Rhea County's grant was the single largest in Tennessee during this year's round of the federal Assistance to Firefighters Grant (AFG) Program. The AFG program, created by Congress in 2001 and now administered by FEMA, is a part of the U.S. Department of Homeland Security.
"I'm pretty stunned that we were able to receive a grant of that size," said Rhea County Fire Chief Jacky Reavley, who also serves at the county's emergency management agency.
But Reavley said he is putting it to good use: The grant was written to provide firefighters with up-to-date air packs, the self-contained breathing apparatus worn by firefighters and other emergency workers to provide breathable air in threatening situations.
"There's no other way we could have replaced these air packs on our own," said Reavley, noting the department plans on purchasing 97 to equip fire engines. Firefighters are now using air packs that are 16 years old or older, he said.
The fire department has 180 volunteers, some two dozen fire trucks and other vehicles. It has 13 districts, serves about 31,000 people over a 326-square-mile area with 15 fire stations, and a 16th is under construction.
"Trying to maintain those and keep the updated equipment on a shoestring budget is very hard to do," said Reavley, noting the program has been a major help.
Chattanooga's Fire Department also will see $70,000 under the Assistance to Firefighters Grant Program.
Other area recipients include the city of Monteagle, awarded a $94,497 grant and the city of Dechard, which received $48,000. Both were for maintenance and operations.
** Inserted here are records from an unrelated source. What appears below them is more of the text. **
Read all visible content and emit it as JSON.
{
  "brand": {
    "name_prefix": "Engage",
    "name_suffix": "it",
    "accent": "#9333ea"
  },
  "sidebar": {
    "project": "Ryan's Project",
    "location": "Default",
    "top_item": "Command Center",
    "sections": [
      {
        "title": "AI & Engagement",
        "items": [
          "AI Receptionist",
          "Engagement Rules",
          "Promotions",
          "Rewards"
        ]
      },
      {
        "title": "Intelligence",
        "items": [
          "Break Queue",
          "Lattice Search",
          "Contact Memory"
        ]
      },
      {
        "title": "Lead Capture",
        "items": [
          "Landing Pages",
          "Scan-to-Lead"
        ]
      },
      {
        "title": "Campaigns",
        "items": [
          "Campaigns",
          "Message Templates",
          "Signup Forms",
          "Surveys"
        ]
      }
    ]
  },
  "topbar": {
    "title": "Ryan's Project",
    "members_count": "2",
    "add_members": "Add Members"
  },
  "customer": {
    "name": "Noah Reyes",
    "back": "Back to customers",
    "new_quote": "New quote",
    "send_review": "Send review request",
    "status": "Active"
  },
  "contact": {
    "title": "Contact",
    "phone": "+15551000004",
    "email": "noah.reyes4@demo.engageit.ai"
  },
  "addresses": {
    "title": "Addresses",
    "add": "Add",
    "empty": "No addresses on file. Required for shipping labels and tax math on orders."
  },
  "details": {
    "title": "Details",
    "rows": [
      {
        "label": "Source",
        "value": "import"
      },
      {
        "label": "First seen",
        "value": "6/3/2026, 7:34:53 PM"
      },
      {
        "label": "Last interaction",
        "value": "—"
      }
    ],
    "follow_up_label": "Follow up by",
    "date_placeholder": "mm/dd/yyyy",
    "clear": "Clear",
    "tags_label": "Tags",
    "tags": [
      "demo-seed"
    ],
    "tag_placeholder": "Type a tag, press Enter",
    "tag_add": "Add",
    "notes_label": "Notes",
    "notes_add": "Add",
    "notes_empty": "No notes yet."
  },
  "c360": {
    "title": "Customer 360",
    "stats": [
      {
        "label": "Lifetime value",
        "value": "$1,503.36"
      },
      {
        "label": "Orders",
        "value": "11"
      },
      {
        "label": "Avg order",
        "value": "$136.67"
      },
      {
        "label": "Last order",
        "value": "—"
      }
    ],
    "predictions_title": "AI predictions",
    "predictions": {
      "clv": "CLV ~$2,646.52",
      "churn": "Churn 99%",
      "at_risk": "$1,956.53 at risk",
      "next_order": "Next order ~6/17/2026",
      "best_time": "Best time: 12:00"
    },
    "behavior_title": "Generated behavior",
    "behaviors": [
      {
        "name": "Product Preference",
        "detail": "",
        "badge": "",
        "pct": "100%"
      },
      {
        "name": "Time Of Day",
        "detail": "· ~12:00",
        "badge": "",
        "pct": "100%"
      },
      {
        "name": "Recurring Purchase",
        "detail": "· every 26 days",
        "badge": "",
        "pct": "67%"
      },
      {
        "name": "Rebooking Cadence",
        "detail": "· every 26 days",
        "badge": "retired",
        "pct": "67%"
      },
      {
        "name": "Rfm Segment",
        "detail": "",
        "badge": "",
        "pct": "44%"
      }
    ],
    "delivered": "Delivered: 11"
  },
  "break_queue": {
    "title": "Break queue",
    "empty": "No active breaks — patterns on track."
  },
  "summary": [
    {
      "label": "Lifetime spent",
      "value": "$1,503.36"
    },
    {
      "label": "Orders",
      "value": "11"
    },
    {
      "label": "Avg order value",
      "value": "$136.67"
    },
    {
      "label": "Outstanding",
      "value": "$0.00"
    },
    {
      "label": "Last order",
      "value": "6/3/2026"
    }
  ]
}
"This is great news for our firefighters and our communities!" tweeted U.S. Sen. Lamar Alexander, R-Tenn.
The primary goal of the Assistance to Firefighters Grant (AFG) is to meet the firefighting and emergency response needs with cash grant awards for local fire departments and unaffiliated emergency services organizations.
It's aimed at helping fire departments and nonaffiliated emergency services organizations meet their funding challenges.
It also supports fire prevention projects and firefighter health and safety research as well as personnel through two other programs. One is the Firefighter Prevention and Safety grant program. The other is the Staffing for Adequate Fire and Emergency Response Firefighters (SAFER) program, which provides grants for hiring, recruiting, and retaining firefighters.
Elsewhere in Tennessee, the Pleasant View Volunteer Fire Department in Cheatham County near Nashville is getting $400,000 through the SAFER program for recruitment and retention of personnel.
Upper East Tennessee's Washington County/Johnson City EMS, meanwhile, is slated for a $364,000 AFG award while the city of Lexington in West Tennessee is slated for $253,438.
Tennessee's Department of Commerce & Insurance is receiving a $333,333.33 fire prevention grant.
Department of Commerce & Insurance spokesman Kevin Walter said the grant will be used to purchase some 25,000 smoke alarms for the agency's "Get Alarmed, Tennessee!" smoke alarm installation program.
For the Rhea County Volunteer Fire Department, this year's grant was its second major award from the federal program. Last year, Rhea County received a $356,000 grant. Money was used to buy 138 new sets of turnout gear for firefighters.
Now in its 19th year, federal fire assistance is distributed to career, volunteer, combination and paid-on-call fire departments serving urban, suburban, and rural areas.
This year's grants came from federal Fiscal Year 2018 funding.